Sunday, February 3, 2013

Bitch Zone! Be warned!

Toot toot, all aboard the bitch train.  Don't want to hear the bitching? Don't fuckin read it.

I have to say, I am exhausted, and sick to death of such a fight and struggle for everything, especially when it comes to relationships. I am sick of being the fallback, or the second choice. I don't know what it is about me, or why I'm attracted to this sort of shit, but it's seemingly the only thing I know how to do. Starting with Amanda, who had a boyfriend that she'd been dating for two years, I was drawn to someone I couldn't have. Ultimately, I got together with her, but it's always the understanding, if things had worked out with her boyfriend, I would have just been the guy she'd been talking to and helped her work through the shit she was trying to.

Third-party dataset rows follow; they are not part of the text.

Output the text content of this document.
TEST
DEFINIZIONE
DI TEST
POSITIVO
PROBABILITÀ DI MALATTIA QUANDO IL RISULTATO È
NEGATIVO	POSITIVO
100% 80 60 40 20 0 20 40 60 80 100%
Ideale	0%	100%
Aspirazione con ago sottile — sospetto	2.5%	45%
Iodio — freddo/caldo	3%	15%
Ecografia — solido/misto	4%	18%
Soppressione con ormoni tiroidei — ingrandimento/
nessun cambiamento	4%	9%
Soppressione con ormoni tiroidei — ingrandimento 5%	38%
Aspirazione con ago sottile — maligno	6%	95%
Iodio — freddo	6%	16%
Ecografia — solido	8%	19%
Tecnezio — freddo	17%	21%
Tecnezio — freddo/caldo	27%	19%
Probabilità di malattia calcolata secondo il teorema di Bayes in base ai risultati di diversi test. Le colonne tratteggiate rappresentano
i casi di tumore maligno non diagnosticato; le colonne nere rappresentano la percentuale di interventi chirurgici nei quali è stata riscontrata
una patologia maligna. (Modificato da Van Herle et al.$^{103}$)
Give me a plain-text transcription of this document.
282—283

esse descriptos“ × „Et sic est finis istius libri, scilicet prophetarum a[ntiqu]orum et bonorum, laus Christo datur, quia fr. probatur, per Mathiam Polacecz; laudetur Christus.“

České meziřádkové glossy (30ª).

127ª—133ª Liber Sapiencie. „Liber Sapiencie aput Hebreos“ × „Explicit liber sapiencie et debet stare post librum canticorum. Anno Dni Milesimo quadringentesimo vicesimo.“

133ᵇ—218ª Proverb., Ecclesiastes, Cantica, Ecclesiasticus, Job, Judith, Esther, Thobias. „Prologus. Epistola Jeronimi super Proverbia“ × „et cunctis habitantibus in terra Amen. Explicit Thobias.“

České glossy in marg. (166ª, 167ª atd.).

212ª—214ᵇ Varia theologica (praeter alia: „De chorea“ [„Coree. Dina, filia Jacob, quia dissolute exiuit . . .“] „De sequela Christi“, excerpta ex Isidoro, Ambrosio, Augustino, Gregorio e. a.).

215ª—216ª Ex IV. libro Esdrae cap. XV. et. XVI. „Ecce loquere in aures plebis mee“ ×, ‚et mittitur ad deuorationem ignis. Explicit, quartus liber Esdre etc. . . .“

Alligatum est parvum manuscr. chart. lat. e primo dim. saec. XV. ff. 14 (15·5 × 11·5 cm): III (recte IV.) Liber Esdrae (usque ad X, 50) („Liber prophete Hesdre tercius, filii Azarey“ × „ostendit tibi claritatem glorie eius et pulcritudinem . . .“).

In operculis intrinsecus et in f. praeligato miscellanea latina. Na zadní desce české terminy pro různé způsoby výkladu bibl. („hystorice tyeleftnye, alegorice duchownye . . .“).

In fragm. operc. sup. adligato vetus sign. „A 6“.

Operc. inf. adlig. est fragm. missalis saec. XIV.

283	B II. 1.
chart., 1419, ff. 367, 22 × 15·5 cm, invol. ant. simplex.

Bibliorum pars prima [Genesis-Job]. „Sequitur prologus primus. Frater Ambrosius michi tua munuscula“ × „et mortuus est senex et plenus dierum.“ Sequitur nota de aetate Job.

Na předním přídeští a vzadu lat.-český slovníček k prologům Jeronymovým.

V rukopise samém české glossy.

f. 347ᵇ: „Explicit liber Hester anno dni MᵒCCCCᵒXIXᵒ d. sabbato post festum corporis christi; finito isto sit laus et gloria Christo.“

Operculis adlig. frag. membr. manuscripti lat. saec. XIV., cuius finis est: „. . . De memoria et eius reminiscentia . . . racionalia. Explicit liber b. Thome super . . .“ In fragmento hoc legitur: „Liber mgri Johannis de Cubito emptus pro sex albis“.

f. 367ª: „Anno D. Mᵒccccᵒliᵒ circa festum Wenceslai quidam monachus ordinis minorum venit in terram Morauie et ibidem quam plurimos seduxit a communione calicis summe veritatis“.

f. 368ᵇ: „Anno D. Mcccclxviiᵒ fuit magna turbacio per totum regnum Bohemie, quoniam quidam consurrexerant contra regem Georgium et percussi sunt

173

It's also the knowledge that, that's what she'd have preferred, not me, not something with us, I was just the result of a failed attempt with someone else.

The same thing happened with Whitley. I knew from the time I started dating Whitley that I wasn't her first choice, she always wanted to be with Micah. He was always the one she'd hate herself for not being able to get, and I'd always be the reminder of her disappointment. And look what happened! We hated each other for four years, until she could finally work it out with him. I spent countless hours, not to mention money, to try to work and make us happy, and in the end, she ends up with my, at the time, best friend, all the stuff, and the happiness. And what do I end up with? A broken heart, a shattered confidence, and an inability to allow others in that close again.

And now... You know the shitty thing? I never blame these people for their choices, you can't rationalize or logic your feelings away. So, being upset with people for being human is absurd, but it doesn't mean it feels good to be on the secondary in the situations you desperately want to work. This girl is amazing, in virtually every way. She's driven, she's funny, she likes the same things I like, she's obviously gorgeous, and the problem remains. I am not the first option, and I may not even be the second or third options, and yet, she's my first option. The ridiculous thing is, she's been my first option before too; she's been my first option so many times in my life, it makes the Boy Meets World Cory and Topanga, or Scrubs  JD and Elliot, look like a sitcom version of my life. And yet, I am not hers.

I am sick of a never ending struggle to fail. I am sick of the heart ache, and the effort, and the toiling, just to find someone that I can love, and take care of. It shouldn't be this hard. 7+ billion people in the world, and I can't seem to find one that really just thinks I can be what they need to be happy? Seriously? It's that difficult? I always wondered why my Grandpa never got remarried. He was a handsome, successful, well established, nice, intelligent guy. So, after he and my Grandma split, why didn't he remarry? And in a lot of ways, I feel like the answers he probably came to, are the answers I am beginning to come to myself. It's not worth it. People will let you down.  No matter how much you give, no matter how much you love, no matter at what point you're at with someone, eventually they let you down, or you let yourself down, or you just realize; you're not what they want. I think he thought, "You know what? It's not worth it." The grind just to have the bomb detonate isn't  worth it.

I don't have a hard time getting women, don't think that's the issue. I'm a good looking guy, with a good body, a great job, etc. It's rare I go to a party and can't find someone that would be a potential candidate to take home that night, but it's extremely rare to find someone that I want to be with in a long term capacity, and put their needs at the top of my priority list, and have them want that as well.

I know this is a pity post. I know it's a tirade on love and a bitch post about poor Steven's mundane turmoil, but it's also MY mind, and my pain, and my thoughts, and really, if I don't get it out somehow, then I just get to keep it in and internalize it, and at least in one respect, I have a release.